1188 Maiorca

1188, agosto,
Il re di Maiorca ed il Comune di Genova stipulano un accordo di pace della durata di vent’anni, con la promessa di reciproca protezione dei propri sudditi; ai genovesi vengono concesse libertà e sicurezza di commercio, esenzioni fiscali e l’assegnazione di un fondaco, un forno, un bagno ed una chiesa per l’esercizio del culto

1188 Maiorca
Documento membranaceo, mm 855 x 615. Lingua araba con traduzione latina nell’interlinea. AS Ge, Archivio Segreto, 2737 D, n. II. Bibliografia: De Sacy 1827, pp. 7-18; Olivieri 1858, p. 384; De Mas Latrie 1866, pp. 109-113; Amari 1873, pp. 593-600; Codice diplomatico 1936-1942, II, pp. 271-273; Genova, la Liguria 1985, pp. 31-32; Bauden 2010; Tutti i genovesi 2015, pp. 106-108, 111-112.

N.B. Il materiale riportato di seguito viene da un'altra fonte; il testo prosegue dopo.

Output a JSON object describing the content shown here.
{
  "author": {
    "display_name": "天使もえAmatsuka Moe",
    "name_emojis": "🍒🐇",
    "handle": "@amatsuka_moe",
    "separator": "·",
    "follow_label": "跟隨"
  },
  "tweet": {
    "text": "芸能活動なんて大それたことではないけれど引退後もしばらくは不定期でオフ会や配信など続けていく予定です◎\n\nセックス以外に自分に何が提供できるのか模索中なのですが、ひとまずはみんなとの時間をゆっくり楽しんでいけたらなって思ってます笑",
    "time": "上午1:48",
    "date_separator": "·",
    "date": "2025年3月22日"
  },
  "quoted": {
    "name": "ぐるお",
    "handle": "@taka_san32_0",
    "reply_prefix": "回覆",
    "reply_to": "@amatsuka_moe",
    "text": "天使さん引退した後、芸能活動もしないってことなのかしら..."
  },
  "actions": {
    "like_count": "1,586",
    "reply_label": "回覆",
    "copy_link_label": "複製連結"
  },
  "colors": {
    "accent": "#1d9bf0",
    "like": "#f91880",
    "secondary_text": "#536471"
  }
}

Il rapporto tra Genova e i regni islamici del Mediterraneo occidentale, improntato allo scontro fin dal X secolo, evolve verso gli accordi diplomatici all’indomani della spedizione di Almeria e Tortosa del 1147-1148, rivelatasi così dispendiosa, nonostante la vittoria, da provocare una grave crisi finanziaria. Già nel 1149 i genovesi concludono un trattato con l’emiro Abū-Abd-Allah Muhammad ibn Said ben Mardanish (re Lupo), ottenendo un fondaco a Valencia e Denia, l’esenzione dai dazi e un ricco tributo in cambio della promessa di pace; nel 1161 l’accordo viene rinnovato e si stipulano patti analoghi con il re del Marocco. Nel 1181 il sovrano delle Baleari, Abū Ibrāhīm Ishāq ibn Muhammad ibn Alī della dinastia Banū Gāniya, ultimo esponente del governo Almoravide e oppositore dell’impero Almohade, conclude con i genovesi un armistizio bilaterale della durata di dieci anni. Prima della sua scadenza, il figlio e successore del sovrano, Abd-Allah, stipula con l’ambasciatore Nicola Leccanozze un nuovo accordo, di durata ventennale e con forti connotazioni commerciali.
A fronte dell’impegno a non recare danno alle terre del sovrano, a non prestare assistenza ai suoi nemici e a difendere i suoi sudditi per terra e per mare, i genovesi ottengono la promessa di protezione dei territori sotto la loro giurisdizione, l’esenzione dai dazi, la tutela delle navi anche in caso di naufragio, la concessione ovunque vorranno di un fondaco, un forno, l’accesso a un bagno una volta la settimana e una chiesa per la celebrazione dei loro riti. Nell’accordo, contratto anche in nome dell’arcivescovo di Genova, si chiama a testimone «Dio, al di fuori del quale non c’è altro Dio: Egli è il migliore dei testimoni». Il trattato, redatto nella variante andalusi della scrittura magribi, riporta nell’interlinea la traduzione latina e al termine il motto (‘alama) dei Banū Gāniya: «Tutto è nelle mani di Dio. Egli è sommo e potente».
I privilegi del 1181 e 1188 conservati nell’Archivio di Stato di Genova sono gli unici rimasti tra quelli emanati dalla dinastia dei Banū Gāniya. Un documento analogo del 1184, conservato a Pisa, andò distrutto nel 1944 nell’incendio dell’Archivio di Stato di Napoli, dove si trovava in prestito in occasione di una mostra.